Auch Volker Kantwerg sieht das so, ebenfalls regelmäßig auf den Kundgebungen. "Es ist eigentlich nichts aufgehoben worden, allenfalls aufgeschoben", meint er gegenüber der BZ. Bereits im Herbst, wenn die Inzidenzzahlen wieder stiegen, würde alles wieder eingeführt, ist sich der drahtige Grauhaarige sicher. Immer noch würden die Politiker Panik verbreiten. Und überhaupt: Am großen Masterplan habe sich nichts geändert. Der Great Reset, wie man diesen in der Szene nennt, würde immer noch durchgezogen. "Es wird in einem Überwachungsstaat enden", ist sich Kantwerg sicher. Auch Chemtrails, genveränderte Moskitos, die Impfungen durchführen, die Macht der Weltgesundheitsorganisation, die in einer kommenden Pandemie weltweit über Maßnahmen entscheiden könnte (siehe Text unten) treiben ihn um.

Die Menge setzt sich in Bewegung. Auf gelben Plakaten kann man sehen, was sie antreibt. "Digitale Covid-Zertifikate abschaffen", steht da etwa. Oder: "Die Impfung ist ein Gen-Experiment." Slogans, die so auch hätten stehen können, als die Maßnahmen noch weitgehend in Kraft waren. Am Ende des Rundgangs trifft man sich wieder auf dem Platz. Ein Besucher aus dem Elsass hält eine Rede. "Alles wird eines Tages herauskommen", sagt er. "Wir werden erst aufhören, wenn die Wahrheit gesiegt hat."

Malte Wendt ist zufrieden. Dass er nicht mehr, wie noch vor wenigen Monaten, 5000 oder 6000 Menschen auf die Straße bringen kann, sei verständlich, sagt er im Anschluss im persönlichen Gespräch. "Derzeit ist etwas die Puste raus." Aber er und seine Mitstreiter würden so lange weiterdemonstrieren, bis die seiner Ansicht nach Verantwortlichen bestraft werden. "Die Hauptübeltäter Merkel, Steinmeier, Söder, sämtliche Bundes- und Landesminister und alle Ministerpräsidenten gehören vor ein Sondertribunal gestellt und werden hoffentlich für den Rest ihres Lebens hinter Gitter gesperrt." Die Maßnahmen hätten nie eine Sachgrundlage gehabt und hätten "entsetzliche Schäden" angerichtet.
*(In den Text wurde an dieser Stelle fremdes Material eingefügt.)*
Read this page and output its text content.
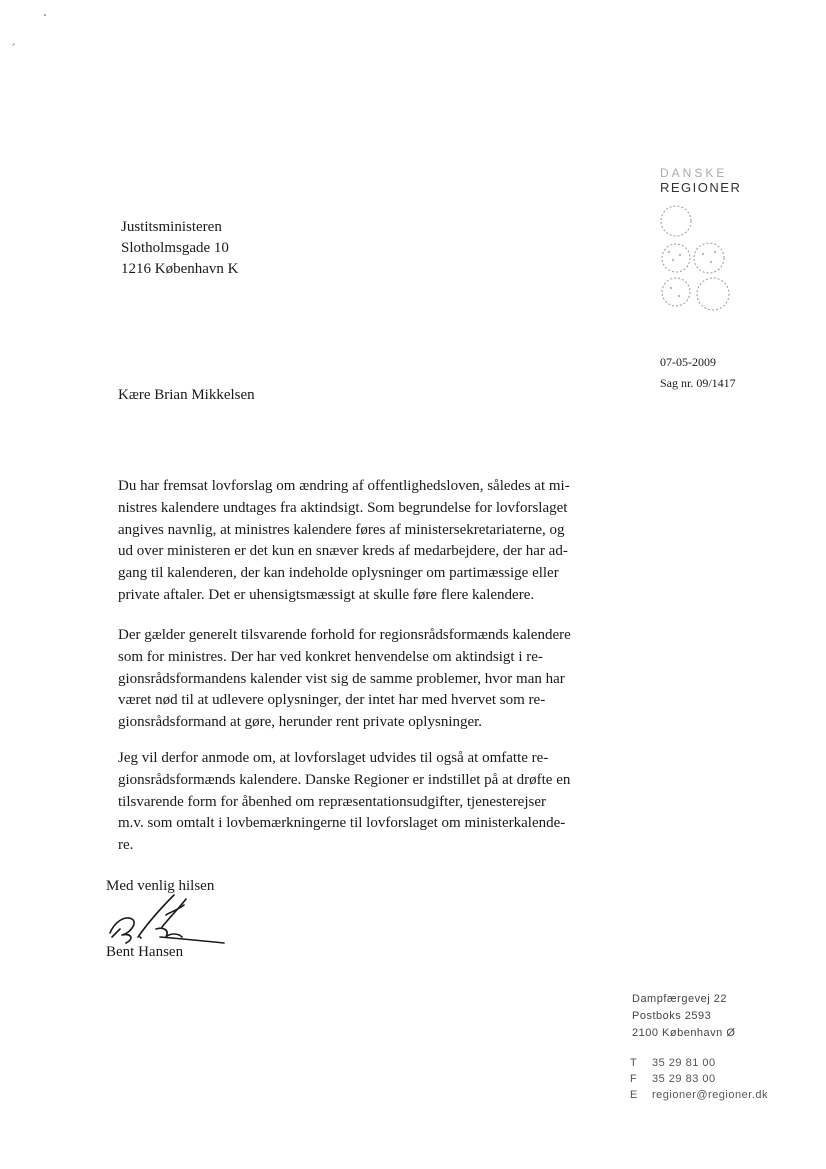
DANSKE
REGIONER
Justitsministeren
Slotholmsgade 10
1216 København K
07-05-2009
Sag nr. 09/1417
Kære Brian Mikkelsen
Du har fremsat lovforslag om ændring af offentlighedsloven, således at mi-
nistres kalendere undtages fra aktindsigt. Som begrundelse for lovforslaget
angives navnlig, at ministres kalendere føres af ministersekretariaterne, og
ud over ministeren er det kun en snæver kreds af medarbejdere, der har ad-
gang til kalenderen, der kan indeholde oplysninger om partimæssige eller
private aftaler. Det er uhensigtsmæssigt at skulle føre flere kalendere.
Der gælder generelt tilsvarende forhold for regionsrådsformænds kalendere
som for ministres. Der har ved konkret henvendelse om aktindsigt i re-
gionsrådsformandens kalender vist sig de samme problemer, hvor man har
været nød til at udlevere oplysninger, der intet har med hvervet som re-
gionsrådsformand at gøre, herunder rent private oplysninger.
Jeg vil derfor anmode om, at lovforslaget udvides til også at omfatte re-
gionsrådsformænds kalendere. Danske Regioner er indstillet på at drøfte en
tilsvarende form for åbenhed om repræsentationsudgifter, tjenesterejser
m.v. som omtalt i lovbemærkningerne til lovforslaget om ministerkalende-
re.
Med venlig hilsen
Bent Hansen
Dampfærgevej 22
Postboks 2593
2100 København Ø
T 35 29 81 00
F 35 29 83 00
E regioner@regioner.dk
Er spricht von einem "Jahrhundert-Verbrechen".

Auch wenn die Teilnehmerzahlen zurückgingen, seien weitere Aktionen geplant. Etwas verändert, zurück zu den Wurzeln. Infostände etwa. "Es wurde von Seiten der Politik ja alles gemacht, um uns zu motivieren", sagt Malte Wendt. Bereits am morgigen Samstag sei etwa eine Fahrraddemo durch Freiburg geplant.

In anderen Städten Südbadens sind die Proteste fast aus dem Stadtbild verschwunden. In Lörrach findet samstags noch eine Mahnwache und montags eine kleine Demonstration mit rund 30 Teilnehmern statt. Selbst in Schopfheim, einem der Zentren der Bewegung, kommen zu den montäglichen Kundgebungen nur noch um die 70 Teilnehmer, in Lahr waren es am Samstag laut Polizeiangaben um die 60, in Offenburg rund 120.

Doch Nadine Frei glaubt, dass die Bewegung nicht einfach verschwinden wird. Die Soziologin der Uni Basel hat eine der grundlegenden Studien zur Bewegung durchgeführt. "Ich glaube, der Blick geht etwas weg von der Pandemie, hin zu weiteren Themen." Der Klimawandel und mit ihm verbundene Einschränkungen könnte ein solches Thema sein. Viele der Anhänger, insbesondere in Westdeutschland, hätten ein sehr libertäres Verständnis und könnten nicht gut mit staatlichen Vorkehrungen leben. Diese Menschen würden sich weiter in alternativen Medien informieren und damit in ihrer Blase bleiben. "Die Proteste könnten auch schnell reaktiviert werden", glaubt Frei. Etwa wenn im Herbst wieder Einschränkungen drohen würden.